- Poster presentation
- Open Access
Global cerebral edema and brain metabolism after subarachnoid hemorrhage
© Helbok and Claassen 2011
- Published: 1 March 2011
- Subarachnoid Hemorrhage
- Cerebral Perfusion Pressure
- Brain Glucose
- Transcranial Doppler Sonography
- Tissue Oxygen Tension
Global cerebral edema (GCE) is common amongst poor-grade subarachnoid hemorrhage (SAH) patients and associated with poor outcome. Currently no targeted therapy exists largely due to an incomplete understanding of the underlying mechanisms.
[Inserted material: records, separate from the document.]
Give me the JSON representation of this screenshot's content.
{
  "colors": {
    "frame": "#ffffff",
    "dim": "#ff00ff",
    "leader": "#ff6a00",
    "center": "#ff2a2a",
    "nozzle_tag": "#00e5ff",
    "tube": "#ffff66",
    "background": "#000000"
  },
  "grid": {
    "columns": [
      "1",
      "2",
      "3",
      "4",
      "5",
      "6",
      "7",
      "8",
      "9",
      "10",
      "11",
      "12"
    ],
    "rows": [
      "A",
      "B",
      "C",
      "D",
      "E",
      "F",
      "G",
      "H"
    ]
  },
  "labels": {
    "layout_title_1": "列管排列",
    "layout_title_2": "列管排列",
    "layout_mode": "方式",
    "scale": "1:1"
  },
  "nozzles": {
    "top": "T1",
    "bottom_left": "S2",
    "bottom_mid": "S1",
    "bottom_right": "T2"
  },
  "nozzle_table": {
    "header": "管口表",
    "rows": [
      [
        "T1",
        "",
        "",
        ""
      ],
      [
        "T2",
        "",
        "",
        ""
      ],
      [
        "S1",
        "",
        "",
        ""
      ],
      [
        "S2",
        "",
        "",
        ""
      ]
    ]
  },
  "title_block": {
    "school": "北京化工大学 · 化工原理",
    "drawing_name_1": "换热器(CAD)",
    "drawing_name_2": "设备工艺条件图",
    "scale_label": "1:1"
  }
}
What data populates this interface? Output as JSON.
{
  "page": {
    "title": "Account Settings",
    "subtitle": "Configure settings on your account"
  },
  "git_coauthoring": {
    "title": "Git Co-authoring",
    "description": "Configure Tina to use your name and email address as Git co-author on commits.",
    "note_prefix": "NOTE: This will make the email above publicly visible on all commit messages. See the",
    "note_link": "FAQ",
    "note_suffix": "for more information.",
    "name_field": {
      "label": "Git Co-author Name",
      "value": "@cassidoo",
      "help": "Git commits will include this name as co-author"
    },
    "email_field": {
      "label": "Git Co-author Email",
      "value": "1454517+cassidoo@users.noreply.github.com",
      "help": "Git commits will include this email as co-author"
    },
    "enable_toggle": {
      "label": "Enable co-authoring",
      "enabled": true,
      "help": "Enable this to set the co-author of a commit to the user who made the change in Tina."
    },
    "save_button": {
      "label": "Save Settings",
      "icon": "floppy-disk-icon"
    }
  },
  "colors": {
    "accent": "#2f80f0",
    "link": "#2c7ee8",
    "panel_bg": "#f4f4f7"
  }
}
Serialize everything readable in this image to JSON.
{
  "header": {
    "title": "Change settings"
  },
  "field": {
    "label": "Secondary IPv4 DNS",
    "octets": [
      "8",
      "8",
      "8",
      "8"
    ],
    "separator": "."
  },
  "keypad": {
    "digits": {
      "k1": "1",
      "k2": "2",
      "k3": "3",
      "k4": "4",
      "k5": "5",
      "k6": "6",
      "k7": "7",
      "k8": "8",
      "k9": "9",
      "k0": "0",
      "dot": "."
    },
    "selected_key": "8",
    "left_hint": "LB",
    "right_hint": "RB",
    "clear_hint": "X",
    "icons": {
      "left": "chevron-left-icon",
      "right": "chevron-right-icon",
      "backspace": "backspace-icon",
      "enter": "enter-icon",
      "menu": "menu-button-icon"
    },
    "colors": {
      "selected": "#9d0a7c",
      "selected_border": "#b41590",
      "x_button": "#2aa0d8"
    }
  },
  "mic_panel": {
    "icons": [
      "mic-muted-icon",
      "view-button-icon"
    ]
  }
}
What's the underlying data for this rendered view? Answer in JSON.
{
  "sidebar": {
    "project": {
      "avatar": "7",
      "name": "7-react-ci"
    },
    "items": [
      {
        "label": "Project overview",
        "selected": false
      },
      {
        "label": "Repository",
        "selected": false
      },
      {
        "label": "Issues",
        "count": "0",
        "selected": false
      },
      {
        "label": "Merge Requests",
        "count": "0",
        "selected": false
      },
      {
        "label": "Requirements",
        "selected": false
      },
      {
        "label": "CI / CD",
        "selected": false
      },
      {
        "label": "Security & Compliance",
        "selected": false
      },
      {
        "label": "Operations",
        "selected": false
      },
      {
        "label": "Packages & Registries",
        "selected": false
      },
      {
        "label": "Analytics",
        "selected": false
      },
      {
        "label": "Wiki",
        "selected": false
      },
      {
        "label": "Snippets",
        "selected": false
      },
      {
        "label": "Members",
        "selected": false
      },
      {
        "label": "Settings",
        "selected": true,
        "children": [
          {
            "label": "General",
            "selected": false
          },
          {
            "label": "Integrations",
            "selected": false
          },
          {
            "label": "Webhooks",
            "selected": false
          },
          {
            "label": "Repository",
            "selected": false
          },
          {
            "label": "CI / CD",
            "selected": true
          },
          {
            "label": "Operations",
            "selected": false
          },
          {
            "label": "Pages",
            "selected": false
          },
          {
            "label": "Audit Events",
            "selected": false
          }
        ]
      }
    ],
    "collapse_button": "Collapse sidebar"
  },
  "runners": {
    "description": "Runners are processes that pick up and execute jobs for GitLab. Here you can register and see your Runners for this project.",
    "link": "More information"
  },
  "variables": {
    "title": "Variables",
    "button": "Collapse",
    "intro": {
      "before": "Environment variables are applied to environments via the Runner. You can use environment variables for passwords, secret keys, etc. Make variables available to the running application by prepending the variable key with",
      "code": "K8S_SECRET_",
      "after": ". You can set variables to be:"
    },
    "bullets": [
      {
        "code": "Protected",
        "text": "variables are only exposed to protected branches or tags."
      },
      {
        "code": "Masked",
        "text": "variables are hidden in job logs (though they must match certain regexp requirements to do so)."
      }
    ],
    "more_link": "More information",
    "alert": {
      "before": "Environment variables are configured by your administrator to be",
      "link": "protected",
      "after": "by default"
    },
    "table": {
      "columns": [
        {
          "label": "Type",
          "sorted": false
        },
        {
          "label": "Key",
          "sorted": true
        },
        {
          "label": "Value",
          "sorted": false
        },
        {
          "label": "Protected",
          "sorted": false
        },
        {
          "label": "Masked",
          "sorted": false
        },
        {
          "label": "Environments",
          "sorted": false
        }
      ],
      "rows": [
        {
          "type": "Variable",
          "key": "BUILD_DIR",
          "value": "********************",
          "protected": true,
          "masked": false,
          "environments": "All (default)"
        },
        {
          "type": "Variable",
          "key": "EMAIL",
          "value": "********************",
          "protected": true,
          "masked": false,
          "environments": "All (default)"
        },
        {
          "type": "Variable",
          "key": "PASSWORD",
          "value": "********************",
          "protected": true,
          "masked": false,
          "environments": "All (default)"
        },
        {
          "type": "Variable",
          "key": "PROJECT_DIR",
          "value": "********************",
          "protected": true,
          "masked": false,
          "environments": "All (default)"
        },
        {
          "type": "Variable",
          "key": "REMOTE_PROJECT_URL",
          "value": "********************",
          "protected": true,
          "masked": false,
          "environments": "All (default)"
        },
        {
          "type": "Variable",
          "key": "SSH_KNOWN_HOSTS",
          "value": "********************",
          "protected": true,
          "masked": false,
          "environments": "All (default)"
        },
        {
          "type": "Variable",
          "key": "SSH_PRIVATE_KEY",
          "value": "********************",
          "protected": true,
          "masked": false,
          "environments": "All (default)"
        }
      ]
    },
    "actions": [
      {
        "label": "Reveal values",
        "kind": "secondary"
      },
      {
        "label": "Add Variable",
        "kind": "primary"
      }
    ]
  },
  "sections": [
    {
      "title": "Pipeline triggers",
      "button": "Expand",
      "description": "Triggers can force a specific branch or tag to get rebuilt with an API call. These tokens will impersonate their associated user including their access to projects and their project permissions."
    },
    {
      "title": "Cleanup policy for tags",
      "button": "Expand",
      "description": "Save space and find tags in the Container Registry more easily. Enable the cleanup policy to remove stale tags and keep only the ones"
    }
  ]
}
This is a prospective observational study including 39 consecutive poor-grade SAH patients with multimodal neuromonitoring. Levels of microdialysate lactate/pyruvate ratio (LPR), episodes of cerebral metabolic crisis (MC; LPR >40 and brain glucose <0.7 mmol/l), brain tissue oxygen tension (PbtO2), cerebral perfusion pressure (CPP), and transcranial Doppler sonography flow velocities were analyzed.
Median age was 54 years (45 to 61) and 62% were female. Patients with GCE on admission (n = 24, 62%) had a higher incidence of MC in the first 12 hours of monitoring than those without GCE (n = 15; 15% vs. 2%, P < 0.05) and during the total time of neuromonitoring (20% vs. 3%, P < 0.001). There was no difference in PbtO2 and CPP between the groups; however, in patients with GCE a higher CPP was associated with lower LPR (P < 0.05). Episodes of crisis were associated with poor outcome (modified Rankin Score 5 or 6, P < 0.05).
In poor-grade SAH patients, GCE is associated with early brain metabolic distress. Optimizing cerebral blood flow and homeostasis early after SAH may prove beneficial for patients with GCE.